Manual Labelling Artificially Inflates Deep Learning-Based Segmentation Performance on RGB Images of Closed Canopy: Validation Using TLS
Matthew J. Allen, Harry J. F. Owen, Stuart W. D. Grieve, Emily R. Lines
TL;DR
This paper investigates whether pretrained RGB-based crown segmentation models can reliably delineate individual trees in closed-canopy forests when evaluated against high-fidelity ground truth from co-located TLS data. It compares two popular pretrained models, DeepForest and Detectree2, across boreal and Mediterranean forests, using both TLS-derived and manual ground truth without retraining. The results show dramatically lower performance with TLS-ground truth than with hand-labelled data, especially at stricter IoU thresholds, and only modest gains when focusing on canopy trees. The study highlights fundamental limitations of aerial RGB segmentation in closed canopies and emphasizes the need for independent ground truth for reliable deployment in forest monitoring and inventory work.
Abstract
Monitoring forest dynamics at an individual tree scale is essential for accurately assessing ecosystem responses to climate change, yet traditional methods relying on field-based forest inventories are labor-intensive and limited in spatial coverage. Advances in remote sensing using drone-acquired RGB imagery combined with deep learning models have promised precise individual tree crown (ITC) segmentation; however, existing methods are frequently validated against human-annotated images, lacking rigorous independent ground truth. In this study, we generate high-fidelity validation labels from co-located Terrestrial Laser Scanning (TLS) data for drone imagery of mixed unmanaged boreal and Mediterranean forests. We evaluate the performance of two widely used deep learning ITC segmentation models - DeepForest (RetinaNet) and Detectree2 (Mask R-CNN) - on these data, and compare to performance on further Mediterranean forest data labelled manually. When validated against TLS-derived ground truth from Mediterranean forests, model performance decreased significantly compared to assessment based on hand-labelled from an ecologically similar site (AP50: 0.094 vs. 0.670).

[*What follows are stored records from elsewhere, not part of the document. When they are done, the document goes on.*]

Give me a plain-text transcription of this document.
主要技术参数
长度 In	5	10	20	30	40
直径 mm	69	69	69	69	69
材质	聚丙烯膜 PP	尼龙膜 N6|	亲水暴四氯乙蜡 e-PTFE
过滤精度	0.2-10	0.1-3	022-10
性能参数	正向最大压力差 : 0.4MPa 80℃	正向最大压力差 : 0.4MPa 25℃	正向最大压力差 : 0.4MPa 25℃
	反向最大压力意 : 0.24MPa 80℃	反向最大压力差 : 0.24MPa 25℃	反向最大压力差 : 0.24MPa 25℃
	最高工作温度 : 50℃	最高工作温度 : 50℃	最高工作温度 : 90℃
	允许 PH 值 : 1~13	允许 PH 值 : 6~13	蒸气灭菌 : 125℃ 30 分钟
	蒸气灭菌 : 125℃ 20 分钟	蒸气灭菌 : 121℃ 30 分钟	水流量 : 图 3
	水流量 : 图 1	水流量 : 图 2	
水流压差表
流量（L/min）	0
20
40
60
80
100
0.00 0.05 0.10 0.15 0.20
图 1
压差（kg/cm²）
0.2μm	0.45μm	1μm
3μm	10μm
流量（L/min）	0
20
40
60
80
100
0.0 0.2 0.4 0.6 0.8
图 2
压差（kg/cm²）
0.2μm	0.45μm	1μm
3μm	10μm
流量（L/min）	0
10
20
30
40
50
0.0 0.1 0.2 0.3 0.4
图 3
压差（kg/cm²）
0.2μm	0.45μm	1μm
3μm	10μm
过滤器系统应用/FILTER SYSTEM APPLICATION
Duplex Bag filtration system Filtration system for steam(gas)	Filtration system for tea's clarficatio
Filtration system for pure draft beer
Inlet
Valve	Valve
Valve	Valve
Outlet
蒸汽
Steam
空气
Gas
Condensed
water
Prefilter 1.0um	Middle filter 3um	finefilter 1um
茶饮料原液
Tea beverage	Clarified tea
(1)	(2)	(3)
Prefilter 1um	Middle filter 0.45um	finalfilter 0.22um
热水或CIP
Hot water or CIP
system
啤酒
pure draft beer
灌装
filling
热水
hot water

Restricting evaluation to only canopy trees shrank this gap considerably (Canopy AP50: 0.365), although performance was still far lower than on similar hand-labelled data. Models also performed poorly on boreal forest data (AP50: 0.142), although again increasing when evaluated on canopy trees only (Canopy AP50: 0.308). Both models showed very poor localisation accuracy at stricter IoU thresholds, even when restricted to canopy trees (Max AP75: 0.051). Similar results have been observed in studies using aerial LiDAR data, suggesting fundamental limitations in aerial-based segmentation approaches in closed canopy forests.